Our children are not inferior to other children across the nation, but yet year after year, we are ranked on or near the bottom when it comes to education performance. There are three primary reasons for that: (1) Poverty – 35% of our children live at or below the poverty level; (2) Lack of commitment to education as a priority by many in our state legislature as well as in our homes; and (3) Inconsistent instructional practices in the classroom. In Mississippi, the quality of a child’s education often has as much to do with geography as it does with the child’s ability to learn. Until we raise the level of education commitment and quality for all children including those in impoverished areas of the Mississippi Delta and our inner city schools, Mississippi will continue to lie fallow at the bottom of the pile in the areas of education, economic development, and the general welfare of the people.
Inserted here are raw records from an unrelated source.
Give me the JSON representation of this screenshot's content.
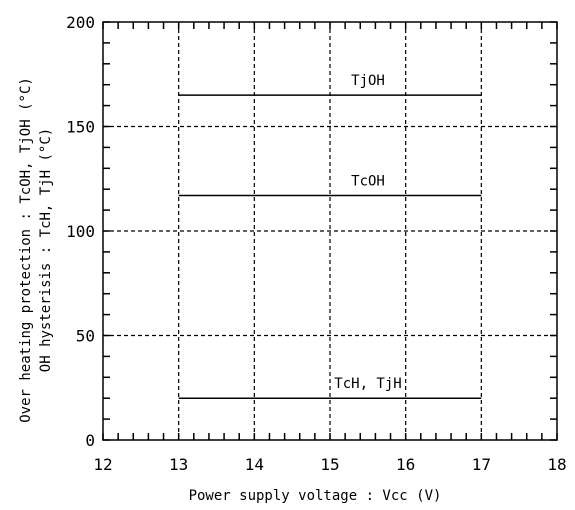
{
  "chart_data": {
    "type": "line",
    "xlabel": "Power supply voltage : Vcc (V)",
    "ylabel_line1": "Over heating protection : TcOH, TjOH (°C)",
    "ylabel_line2": "OH hysterisis : TcH, TjH (°C)",
    "xlim": [
      12,
      18
    ],
    "ylim": [
      0,
      200
    ],
    "x_ticks": [
      12,
      13,
      14,
      15,
      16,
      17,
      18
    ],
    "y_ticks": [
      0,
      50,
      100,
      150,
      200
    ],
    "grid": true,
    "series": [
      {
        "name": "TjOH",
        "x": [
          13,
          17
        ],
        "y": [
          165,
          165
        ]
      },
      {
        "name": "TcOH",
        "x": [
          13,
          17
        ],
        "y": [
          117,
          117
        ]
      },
      {
        "name": "TcH, TjH",
        "x": [
          13,
          17
        ],
        "y": [
          20,
          20
        ]
      }
    ]
  }
}
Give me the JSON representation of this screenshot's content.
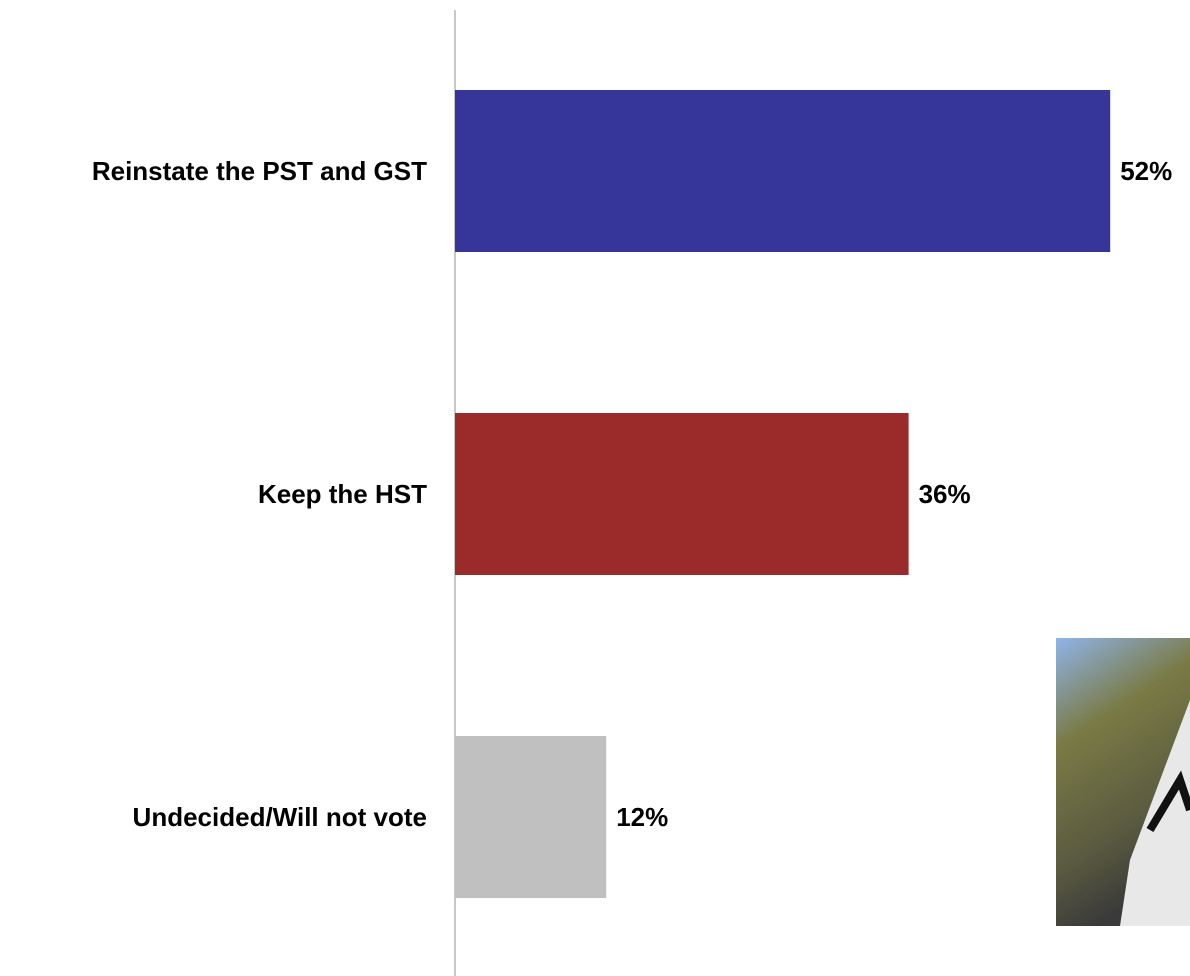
{
  "chart_data": {
    "type": "hbar",
    "categories": [
      "Reinstate the PST and GST",
      "Keep the HST",
      "Undecided/Will not vote"
    ],
    "values": [
      52,
      36,
      12
    ],
    "value_labels": [
      "52%",
      "36%",
      "12%"
    ],
    "colors": [
      "#36369a",
      "#9b2a2b",
      "#c0c0c0"
    ],
    "xlim": [
      0,
      55
    ]
  }
}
I do not have an answer for poverty, but a commitment to educate all children with the knowledge and skills they need to pull themselves and their families from the gutter of impoverished helplessness is the first step. I do not have an answer for the lack of commitment to education as a priority in Mississippi. The lack of education commitment is deep rooted in our culture and political system; nevertheless, we must do whatever it takes to eradicate such a culture from our existence. However, there is an answer for the plague of instructional inconsistencies that have ravaged Mississippi classrooms for too long. The answer lies in the consistent and sound instructional practices promoted through the Common Core Standards that if given a chance can and will make a serious even dramatic difference in the lives of Mississippi children.

My strongest reason for supporting the Common Core Standards is that I support and believe in the teachers of Mississippi, and they are telling me that Common Core Standards are the right thing to do for our children. As one teacher wrote, “Look at how America ranks in education. Look at where Mississippi ranks. Now, someone explain the case for not trying anything new to me.” Another teacher wrote, “We should be ashamed! If opponents would read the standards they would recognize that the goals are actually similar to goals stressed decades ago when people could read, write and complete math equations without the help of spell check and calculators. I say bring it on. As a teacher, I say ‘I am ready!’” I believe Mississippi is also ready! It is ludicrous not to try something new when what we have done for so many years in the classroom has not consistently worked. Consequently, it stands to reason and common sense that the Common Core Standards should be given a fair chance to succeed. Again, I cannot speak for the rest of the nation, but Mississippi has nothing to lose by implementing the Common Core Standards and everything to gain. Obamaphobia will be vanquished in a couple of years and in a few short years the good old boy politicians who want to railroad the Standards out of Mississippi in favor of the status quo will hopefully be relegated to sipping ice tea and swatting flies on their back porches. But, if we are not careful the impact of their insecurities and lack of foresight will plague our children for generations to come. Diane Ravitch may be wise in her cautionary counsel regarding implementation of the Standards across the nation, but for Mississippi the implementation of the Standards represent a major step up the ladder for our children. The question is will we be brave enough and committed enough to climb that ladder, or will we remain grounded as a stepping stone for the rest of the nation. Will we have the common sense to give the Common Core Standards and our teachers a chance to succeed on behalf of our children? Will we embrace the Common Sense Standards and give the people of Mississippi a chance to move out of the past into a brighter future?